Widely hailed as having one of the world’s most welcoming refugee policies, Uganda is nevertheless buckling to provide for an influx of South Sudanese refugees.
The secretary-general of the Norwegian Refugee Council, an independent charity that provides aid to migrants and asylum-seekers, recently drew attention to this.
“The reality is that more refugees sought safety in Uganda per day at the end of 2016 than many wealthy European countries received the entire year,” Jan Egeland was quoted as saying in an article on the organisation’s website.
Only South Sudanese refugees in Uganda counted
The UN classifies a refugee as someone “unable or unwilling to return to their country of origin owing to a well-founded fear of being persecuted”. This would be for reasons such as race, religion, nationality or political opinion.
Skarstein told Africa Check that in making the claim, the council used the number of people listed as refugees by the UNHCR, the UN arm responsible for registering and helping refugees.
Further, the council only considered refugees from South Sudan hosted in Uganda because those were the figures available to them, Skarstein said.
“The other figures were less up to date or not for the same period. However, adding other refugees in Uganda would of course only strengthen the argument,” Skarstein added.
Between 30 August and 5 December 2016 the average number of South Sudanese refugees registered in Uganda “was well above 3,000 a day”, Skarstein said.
This figure was then compared to that of refugees received in various European countries throughout 2016, specifically “Norway, Iceland and Ireland”.
What led to the refugee crisis?
Conflict in South Sudan erupted in December 2013, causing thousands of people to flee their country.
Petra Nahmias is a senior statistician at the UNHCR. She drew Africa Check’s attention to the sharp increase in displaced persons from South Sudan in 2016 following renewed hostilities mid-year.
The data shows that 602,212 people from South Sudan were either registered or awaiting listing as a refugee in Uganda as at 5 December 2016. More than half of them (309,896) arrived or applied after 30 August.
This would mean that in those 98 days, an average of 3,162 South Sudanese daily sought safety in Uganda, close to Skarstein’s ballpark figure of “well above 3,000”. (Note: UNHCR data doesn’t separate the figures into registered and awaiting registration.

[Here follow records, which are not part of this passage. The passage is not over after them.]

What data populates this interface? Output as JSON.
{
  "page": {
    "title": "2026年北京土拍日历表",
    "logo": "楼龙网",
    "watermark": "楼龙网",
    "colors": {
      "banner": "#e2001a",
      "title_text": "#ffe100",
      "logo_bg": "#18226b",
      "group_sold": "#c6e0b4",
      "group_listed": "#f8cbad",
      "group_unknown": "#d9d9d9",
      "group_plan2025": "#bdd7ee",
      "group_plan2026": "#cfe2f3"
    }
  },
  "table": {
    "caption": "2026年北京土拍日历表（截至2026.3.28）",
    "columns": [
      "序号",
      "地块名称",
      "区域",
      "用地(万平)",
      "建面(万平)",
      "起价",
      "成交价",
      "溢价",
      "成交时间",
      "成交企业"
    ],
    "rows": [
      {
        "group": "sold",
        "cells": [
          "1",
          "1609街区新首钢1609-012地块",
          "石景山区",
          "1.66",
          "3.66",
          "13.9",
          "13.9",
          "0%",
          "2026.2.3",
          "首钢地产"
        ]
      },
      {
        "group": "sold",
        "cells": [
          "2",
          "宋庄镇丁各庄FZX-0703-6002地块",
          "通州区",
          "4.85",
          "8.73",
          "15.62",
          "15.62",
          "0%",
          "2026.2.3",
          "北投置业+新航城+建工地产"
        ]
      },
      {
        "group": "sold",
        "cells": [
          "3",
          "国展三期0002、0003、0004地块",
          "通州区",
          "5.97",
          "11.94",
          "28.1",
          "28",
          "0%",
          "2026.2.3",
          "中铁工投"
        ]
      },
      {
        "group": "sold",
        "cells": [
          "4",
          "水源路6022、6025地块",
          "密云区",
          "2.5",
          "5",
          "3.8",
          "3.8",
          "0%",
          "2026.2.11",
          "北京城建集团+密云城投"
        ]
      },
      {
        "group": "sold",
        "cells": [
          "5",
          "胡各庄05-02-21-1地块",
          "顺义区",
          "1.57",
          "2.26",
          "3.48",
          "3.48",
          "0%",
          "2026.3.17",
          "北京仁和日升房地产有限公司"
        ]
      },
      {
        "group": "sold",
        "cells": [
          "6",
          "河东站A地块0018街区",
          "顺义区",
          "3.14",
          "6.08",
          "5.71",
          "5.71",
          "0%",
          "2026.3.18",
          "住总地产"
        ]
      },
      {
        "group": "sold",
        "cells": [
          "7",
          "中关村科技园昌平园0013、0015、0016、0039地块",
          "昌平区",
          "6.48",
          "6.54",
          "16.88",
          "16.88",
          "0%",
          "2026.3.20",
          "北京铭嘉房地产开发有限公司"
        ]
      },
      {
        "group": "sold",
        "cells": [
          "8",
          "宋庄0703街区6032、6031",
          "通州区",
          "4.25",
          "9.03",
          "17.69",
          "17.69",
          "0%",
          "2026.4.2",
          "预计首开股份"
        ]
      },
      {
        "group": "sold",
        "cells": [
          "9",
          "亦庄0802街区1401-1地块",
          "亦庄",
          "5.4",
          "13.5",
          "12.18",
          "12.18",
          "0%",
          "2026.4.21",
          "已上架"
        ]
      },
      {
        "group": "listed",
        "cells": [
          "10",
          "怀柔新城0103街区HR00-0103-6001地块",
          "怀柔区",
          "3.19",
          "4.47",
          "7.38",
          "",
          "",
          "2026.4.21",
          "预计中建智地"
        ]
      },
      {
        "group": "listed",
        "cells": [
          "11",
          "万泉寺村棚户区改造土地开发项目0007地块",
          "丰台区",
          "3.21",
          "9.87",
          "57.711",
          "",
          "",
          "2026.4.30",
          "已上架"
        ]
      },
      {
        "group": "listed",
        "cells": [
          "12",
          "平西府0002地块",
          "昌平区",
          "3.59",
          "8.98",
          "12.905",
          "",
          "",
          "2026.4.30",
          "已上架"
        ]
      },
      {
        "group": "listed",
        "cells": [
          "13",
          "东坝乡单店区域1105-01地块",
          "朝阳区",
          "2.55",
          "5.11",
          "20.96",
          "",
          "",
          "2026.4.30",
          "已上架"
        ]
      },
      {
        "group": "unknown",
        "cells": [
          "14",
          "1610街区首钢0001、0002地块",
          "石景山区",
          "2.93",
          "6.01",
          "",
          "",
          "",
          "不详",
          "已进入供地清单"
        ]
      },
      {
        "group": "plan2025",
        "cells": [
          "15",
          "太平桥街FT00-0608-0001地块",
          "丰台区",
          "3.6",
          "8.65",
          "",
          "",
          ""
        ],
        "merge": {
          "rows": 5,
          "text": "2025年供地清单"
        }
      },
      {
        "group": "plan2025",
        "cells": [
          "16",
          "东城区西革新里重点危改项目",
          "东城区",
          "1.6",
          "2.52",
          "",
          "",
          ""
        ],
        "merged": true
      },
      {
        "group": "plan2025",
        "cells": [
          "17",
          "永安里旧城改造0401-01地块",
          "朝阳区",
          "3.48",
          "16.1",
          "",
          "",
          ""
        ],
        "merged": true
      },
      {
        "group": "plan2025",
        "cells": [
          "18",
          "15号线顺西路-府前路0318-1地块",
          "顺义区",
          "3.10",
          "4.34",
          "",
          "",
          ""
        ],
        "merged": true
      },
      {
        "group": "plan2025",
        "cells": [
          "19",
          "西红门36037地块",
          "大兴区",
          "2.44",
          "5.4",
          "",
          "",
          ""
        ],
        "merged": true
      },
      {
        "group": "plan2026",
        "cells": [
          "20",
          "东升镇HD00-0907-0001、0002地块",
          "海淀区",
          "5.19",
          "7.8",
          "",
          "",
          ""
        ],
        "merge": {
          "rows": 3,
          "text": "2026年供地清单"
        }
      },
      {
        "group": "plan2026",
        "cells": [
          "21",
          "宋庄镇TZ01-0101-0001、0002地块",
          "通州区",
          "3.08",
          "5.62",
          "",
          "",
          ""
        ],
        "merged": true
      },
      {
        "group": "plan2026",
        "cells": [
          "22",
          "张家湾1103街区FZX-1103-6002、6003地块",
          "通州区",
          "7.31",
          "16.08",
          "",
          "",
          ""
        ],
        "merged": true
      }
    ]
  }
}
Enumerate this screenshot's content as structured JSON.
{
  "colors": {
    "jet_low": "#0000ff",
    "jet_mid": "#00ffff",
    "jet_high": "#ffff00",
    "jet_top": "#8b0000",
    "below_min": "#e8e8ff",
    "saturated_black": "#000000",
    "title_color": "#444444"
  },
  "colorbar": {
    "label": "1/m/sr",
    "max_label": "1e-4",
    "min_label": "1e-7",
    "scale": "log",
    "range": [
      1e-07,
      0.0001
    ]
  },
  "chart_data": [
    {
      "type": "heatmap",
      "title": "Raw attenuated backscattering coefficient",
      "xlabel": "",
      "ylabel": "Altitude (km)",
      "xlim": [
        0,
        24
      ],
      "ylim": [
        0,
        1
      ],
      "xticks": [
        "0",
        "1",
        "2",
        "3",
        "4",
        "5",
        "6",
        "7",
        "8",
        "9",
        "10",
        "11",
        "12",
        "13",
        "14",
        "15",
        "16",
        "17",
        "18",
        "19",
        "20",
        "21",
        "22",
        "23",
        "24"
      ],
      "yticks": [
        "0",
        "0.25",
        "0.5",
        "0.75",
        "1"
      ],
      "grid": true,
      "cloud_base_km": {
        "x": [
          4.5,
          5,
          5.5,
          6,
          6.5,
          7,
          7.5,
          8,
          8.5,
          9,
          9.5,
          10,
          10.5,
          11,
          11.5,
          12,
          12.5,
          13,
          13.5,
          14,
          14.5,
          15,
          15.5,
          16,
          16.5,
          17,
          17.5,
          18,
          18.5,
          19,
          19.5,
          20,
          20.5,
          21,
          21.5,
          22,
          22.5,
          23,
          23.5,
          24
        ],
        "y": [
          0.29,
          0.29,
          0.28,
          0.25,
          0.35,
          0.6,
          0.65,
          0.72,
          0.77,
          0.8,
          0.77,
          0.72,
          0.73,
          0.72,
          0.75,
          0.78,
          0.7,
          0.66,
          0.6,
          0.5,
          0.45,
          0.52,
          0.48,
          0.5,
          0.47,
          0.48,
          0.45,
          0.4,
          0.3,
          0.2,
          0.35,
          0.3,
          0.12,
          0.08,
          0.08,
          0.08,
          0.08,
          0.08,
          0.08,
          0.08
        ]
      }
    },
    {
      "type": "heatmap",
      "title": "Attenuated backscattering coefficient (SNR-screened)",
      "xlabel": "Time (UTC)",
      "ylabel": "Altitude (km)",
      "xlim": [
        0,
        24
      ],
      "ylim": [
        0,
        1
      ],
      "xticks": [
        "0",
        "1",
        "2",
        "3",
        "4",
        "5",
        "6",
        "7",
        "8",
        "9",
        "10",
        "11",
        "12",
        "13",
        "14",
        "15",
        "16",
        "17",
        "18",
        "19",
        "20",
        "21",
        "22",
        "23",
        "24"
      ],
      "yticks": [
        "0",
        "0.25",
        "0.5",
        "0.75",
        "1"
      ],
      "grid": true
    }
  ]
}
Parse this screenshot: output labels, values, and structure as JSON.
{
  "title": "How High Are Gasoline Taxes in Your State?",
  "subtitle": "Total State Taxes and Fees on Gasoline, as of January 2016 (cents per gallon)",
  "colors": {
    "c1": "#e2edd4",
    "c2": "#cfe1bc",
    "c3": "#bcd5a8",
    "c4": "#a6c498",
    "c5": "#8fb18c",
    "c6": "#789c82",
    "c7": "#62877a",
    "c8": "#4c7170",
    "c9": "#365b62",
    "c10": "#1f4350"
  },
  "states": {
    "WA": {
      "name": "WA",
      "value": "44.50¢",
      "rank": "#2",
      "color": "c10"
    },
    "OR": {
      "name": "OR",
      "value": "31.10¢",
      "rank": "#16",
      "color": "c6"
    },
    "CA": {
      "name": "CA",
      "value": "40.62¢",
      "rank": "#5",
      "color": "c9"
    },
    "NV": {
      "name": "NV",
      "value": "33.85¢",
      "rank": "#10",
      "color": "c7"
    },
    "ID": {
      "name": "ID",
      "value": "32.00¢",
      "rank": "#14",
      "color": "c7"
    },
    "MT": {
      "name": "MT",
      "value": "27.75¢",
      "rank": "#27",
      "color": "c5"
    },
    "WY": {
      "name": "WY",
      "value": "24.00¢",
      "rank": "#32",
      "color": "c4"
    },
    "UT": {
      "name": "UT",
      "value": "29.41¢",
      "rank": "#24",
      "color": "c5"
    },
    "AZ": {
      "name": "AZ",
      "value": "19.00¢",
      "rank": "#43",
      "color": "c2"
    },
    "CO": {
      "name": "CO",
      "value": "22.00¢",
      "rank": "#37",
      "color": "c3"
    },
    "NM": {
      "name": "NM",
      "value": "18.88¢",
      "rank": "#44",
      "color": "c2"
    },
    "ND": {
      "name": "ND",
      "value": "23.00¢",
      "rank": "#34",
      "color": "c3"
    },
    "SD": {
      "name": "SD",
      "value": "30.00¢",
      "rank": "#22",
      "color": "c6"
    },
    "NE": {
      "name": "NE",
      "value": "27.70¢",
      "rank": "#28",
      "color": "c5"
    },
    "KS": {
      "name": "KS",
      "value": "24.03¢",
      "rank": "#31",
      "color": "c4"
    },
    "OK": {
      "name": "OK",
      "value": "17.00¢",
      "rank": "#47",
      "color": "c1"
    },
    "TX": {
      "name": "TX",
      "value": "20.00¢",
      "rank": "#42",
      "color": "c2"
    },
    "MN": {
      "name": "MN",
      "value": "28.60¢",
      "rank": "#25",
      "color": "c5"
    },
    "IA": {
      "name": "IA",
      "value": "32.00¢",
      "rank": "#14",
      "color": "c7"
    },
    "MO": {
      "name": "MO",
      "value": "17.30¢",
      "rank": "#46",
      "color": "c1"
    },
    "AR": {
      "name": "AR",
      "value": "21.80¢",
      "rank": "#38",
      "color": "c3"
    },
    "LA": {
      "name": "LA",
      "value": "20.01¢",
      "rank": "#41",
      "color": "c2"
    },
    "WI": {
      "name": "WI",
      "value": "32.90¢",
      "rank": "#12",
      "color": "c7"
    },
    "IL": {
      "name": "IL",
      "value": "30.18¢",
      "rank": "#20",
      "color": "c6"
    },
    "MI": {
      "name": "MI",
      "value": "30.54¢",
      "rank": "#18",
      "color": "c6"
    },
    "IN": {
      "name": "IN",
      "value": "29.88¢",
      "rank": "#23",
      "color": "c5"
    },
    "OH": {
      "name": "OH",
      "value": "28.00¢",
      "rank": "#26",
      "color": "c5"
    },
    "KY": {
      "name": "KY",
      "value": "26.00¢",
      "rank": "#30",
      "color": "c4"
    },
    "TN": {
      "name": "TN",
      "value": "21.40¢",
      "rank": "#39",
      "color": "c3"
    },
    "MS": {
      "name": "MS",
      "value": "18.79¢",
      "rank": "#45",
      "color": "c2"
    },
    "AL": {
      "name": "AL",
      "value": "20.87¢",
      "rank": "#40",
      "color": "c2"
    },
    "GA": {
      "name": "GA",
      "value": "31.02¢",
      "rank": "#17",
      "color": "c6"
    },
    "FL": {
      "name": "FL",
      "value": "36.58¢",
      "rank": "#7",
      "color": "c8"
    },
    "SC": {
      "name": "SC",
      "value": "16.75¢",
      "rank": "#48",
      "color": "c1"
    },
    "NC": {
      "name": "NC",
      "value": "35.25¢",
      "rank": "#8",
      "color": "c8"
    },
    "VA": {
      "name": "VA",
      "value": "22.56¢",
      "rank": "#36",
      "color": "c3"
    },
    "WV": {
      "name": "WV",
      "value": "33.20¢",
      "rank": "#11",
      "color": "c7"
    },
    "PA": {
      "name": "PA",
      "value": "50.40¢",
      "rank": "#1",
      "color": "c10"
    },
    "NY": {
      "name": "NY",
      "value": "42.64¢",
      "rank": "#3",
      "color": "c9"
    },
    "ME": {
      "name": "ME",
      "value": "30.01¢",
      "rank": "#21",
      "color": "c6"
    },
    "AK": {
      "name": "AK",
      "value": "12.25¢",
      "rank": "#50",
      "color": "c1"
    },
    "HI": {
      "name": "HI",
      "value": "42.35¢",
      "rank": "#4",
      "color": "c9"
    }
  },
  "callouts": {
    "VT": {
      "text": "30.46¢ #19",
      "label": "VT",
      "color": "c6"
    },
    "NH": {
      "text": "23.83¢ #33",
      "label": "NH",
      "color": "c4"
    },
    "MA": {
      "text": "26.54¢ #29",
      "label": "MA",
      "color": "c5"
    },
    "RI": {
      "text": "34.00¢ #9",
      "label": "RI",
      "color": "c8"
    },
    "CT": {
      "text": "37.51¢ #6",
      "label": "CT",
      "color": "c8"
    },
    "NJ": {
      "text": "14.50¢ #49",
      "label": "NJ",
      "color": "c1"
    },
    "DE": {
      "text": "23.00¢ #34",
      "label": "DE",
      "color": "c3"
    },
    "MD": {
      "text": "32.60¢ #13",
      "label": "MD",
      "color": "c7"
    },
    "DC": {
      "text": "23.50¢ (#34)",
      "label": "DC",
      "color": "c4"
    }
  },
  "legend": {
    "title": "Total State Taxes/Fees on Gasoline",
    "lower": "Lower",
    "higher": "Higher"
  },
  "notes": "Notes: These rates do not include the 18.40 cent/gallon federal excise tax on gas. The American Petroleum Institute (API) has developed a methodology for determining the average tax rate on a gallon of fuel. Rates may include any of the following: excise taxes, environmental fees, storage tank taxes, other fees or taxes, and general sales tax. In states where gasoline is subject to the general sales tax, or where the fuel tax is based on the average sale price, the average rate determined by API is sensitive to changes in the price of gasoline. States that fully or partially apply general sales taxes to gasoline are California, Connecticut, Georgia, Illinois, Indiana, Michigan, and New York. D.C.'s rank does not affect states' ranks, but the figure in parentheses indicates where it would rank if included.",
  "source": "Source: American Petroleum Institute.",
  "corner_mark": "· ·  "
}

Only a total figure is provided. Data for refugees from other countries are not yet available.)
But how does this compare with the number of refugees hosted in Europe in 2016?
Distribution of refugees across Europe ‘very uneven’
Countries like Germany and Italy received high volumes of asylum applications throughout 2016, compared to others such Denmark, Poland and Estonia.
To get refugee figures for Europe, Nahmias directed Africa Check to the European Union’s statistical office, Eurostat. That is because in Europe, “refugees are usually registered by governments and not by UNHCR”, she said.
Eurostat collects information from 32 European states on several issues, including migration. (Note: Eurostat provides figures on asylum applications. These include both migrants accepted as refugees as well as those whose applications might have been rejected.)
Its data shows that at least 6 countries – Luxembourg, Croatia, Slovenia, Latvia, Estonia and Slovakia – received fewer than 3,162 applications in total in 2016.
Twelve Eurostat members are yet to report full-year figures, of which 3 countries already had far more than 3,162 applications at last report: France (75,945), Greece (44,390) and Austria (39,495). The other nine had registered fewer than 3,162 refugees.
Looking at the countries that the Norwegian Refugee Council specifically considered, Norway received 3,485 asylum applications in 2016, while Ireland’s count was 1,990 between January and November 2016. Iceland registered 1,000 people over the same period.
Brosig told Africa Check that a number of factors, such as location, need to be considered when analysing migration. Countries that neighbour conflict areas – such as Uganda – could expect a higher influx of refugees compared to those further out.
“Getting to Iceland is a major undertaking. I’d assume refugees would need to pay large sums for such a trip,” Borsig said.
He added that most refugees affected by war “remain close to their home assuming they want to return once the war is over, stay in contact with relatives or simply don’t have the means to move on”.
Conclusion: Number of European countries had fewer annual asylum applications in 2016 than those lodged in Uganda daily
UN data showed that, on average, 3,162 South Sudan refugees were listed or awaiting registration in Uganda per day between 30 August and 5 December 2016. Refugee figures for other nationalities, such as those fleeing Burundi and the DRC, are not yet available. This will of course push up Uganda’s average daily intake.
Of the European countries for which full-year data for 2016 is available, six had registered fewer than 3,162 refugees. At last count, 9 of the countries for which full-year figures are not yet available had fewer than 3,162 asylum applications in 2016.
Unless all of these countries had experienced a big spike in end of year applications, the claim is correct that more refugees sought safety in Uganda per day at the end of 2016 than many wealthy European countries received that entire year.